Wondering how this ended up tasting? The picking of the dandelion petals off the flowers takes so long, its would be nice to be able to use the sun tea method i fit does indeed work. Though theres not alot of direct sun where I am in the woods, so I wonder if I could use a heating blanket wrapped around the bucket to add warmth and draw out flavor.
 
Wondering how this ended up tasting? The picking of the dandelion petals off the flowers takes so long, its would be nice to be able to use the sun tea method i fit does indeed work. Though theres not alot of direct sun where I am in the woods, so I wonder if I could use a heating blanket wrapped around the bucket to add warmth and draw out flavor.

I actually haven't tried it yet, so we will have to crack a bottle pretty soon.

As for the warm blanket - that is fine too. Basically the concept being to gently coax out the color and flavor from the petals with warm low temps vs. boiling it.

I will post back when we try the petal dandy wine and let everyone know how it turned out!
 
I had someone post in asking about the dandy wine final results so I will make a comment on it now. We have been hoarding the wine and only have 2 bottles left and it is great as always. We plan on doing 3g of dryer and 3g of sweeter if possible this year. I am thinking that we will should for a final gravity of 1.012-4 or 1.020-2.

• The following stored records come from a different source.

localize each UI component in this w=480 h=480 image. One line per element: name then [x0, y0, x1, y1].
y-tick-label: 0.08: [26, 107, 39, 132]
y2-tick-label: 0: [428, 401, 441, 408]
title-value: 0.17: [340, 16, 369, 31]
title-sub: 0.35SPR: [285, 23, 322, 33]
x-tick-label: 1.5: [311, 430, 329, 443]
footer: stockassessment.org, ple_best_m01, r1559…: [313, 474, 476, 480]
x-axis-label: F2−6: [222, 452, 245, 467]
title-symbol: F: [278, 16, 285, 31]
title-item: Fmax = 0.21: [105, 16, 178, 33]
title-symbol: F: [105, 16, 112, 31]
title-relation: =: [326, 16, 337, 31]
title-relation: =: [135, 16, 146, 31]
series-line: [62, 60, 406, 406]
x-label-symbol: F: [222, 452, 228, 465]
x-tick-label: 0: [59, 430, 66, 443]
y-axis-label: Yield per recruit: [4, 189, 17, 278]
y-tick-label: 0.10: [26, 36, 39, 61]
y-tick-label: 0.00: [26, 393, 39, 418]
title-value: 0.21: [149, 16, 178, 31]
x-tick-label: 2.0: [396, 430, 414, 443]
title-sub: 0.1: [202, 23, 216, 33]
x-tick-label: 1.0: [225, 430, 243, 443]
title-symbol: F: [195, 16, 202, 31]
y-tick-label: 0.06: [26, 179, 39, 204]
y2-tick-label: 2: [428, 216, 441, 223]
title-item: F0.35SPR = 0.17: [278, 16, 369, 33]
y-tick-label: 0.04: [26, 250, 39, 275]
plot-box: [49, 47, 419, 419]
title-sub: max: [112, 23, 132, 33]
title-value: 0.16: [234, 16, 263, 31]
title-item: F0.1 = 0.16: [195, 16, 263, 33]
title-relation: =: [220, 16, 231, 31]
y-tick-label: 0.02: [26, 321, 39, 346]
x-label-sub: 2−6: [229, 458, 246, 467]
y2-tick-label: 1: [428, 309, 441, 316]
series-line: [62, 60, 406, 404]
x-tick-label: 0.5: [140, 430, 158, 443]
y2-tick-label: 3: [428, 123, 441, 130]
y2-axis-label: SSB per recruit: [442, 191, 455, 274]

Since I like spice, I also plan on upping the ginger just a touch because I think it is a really nice nuance.
 
Hi there! I read this post with great interest and would really like to try a batch of your dandy wine this year. I have just one question at this point. In the photos it looks like you have some of the dandy "blowers" in your mix as well. By "blowers" (this is what my kids call them, lol) I mean the white seed carriers that blow away easily in the wind when the pods fully mature. Is this true or is it just the yellow immature petals in there?
Thanks!
 
No seed pods. Likely it is just washed looking petals. When you pinch the dandy head the base of the petals are white. Avoid any green pieces as it adds a bitter flavor. With the sun tea method I use it is still drinkable, but I prefer the cleaner taste of the petals only.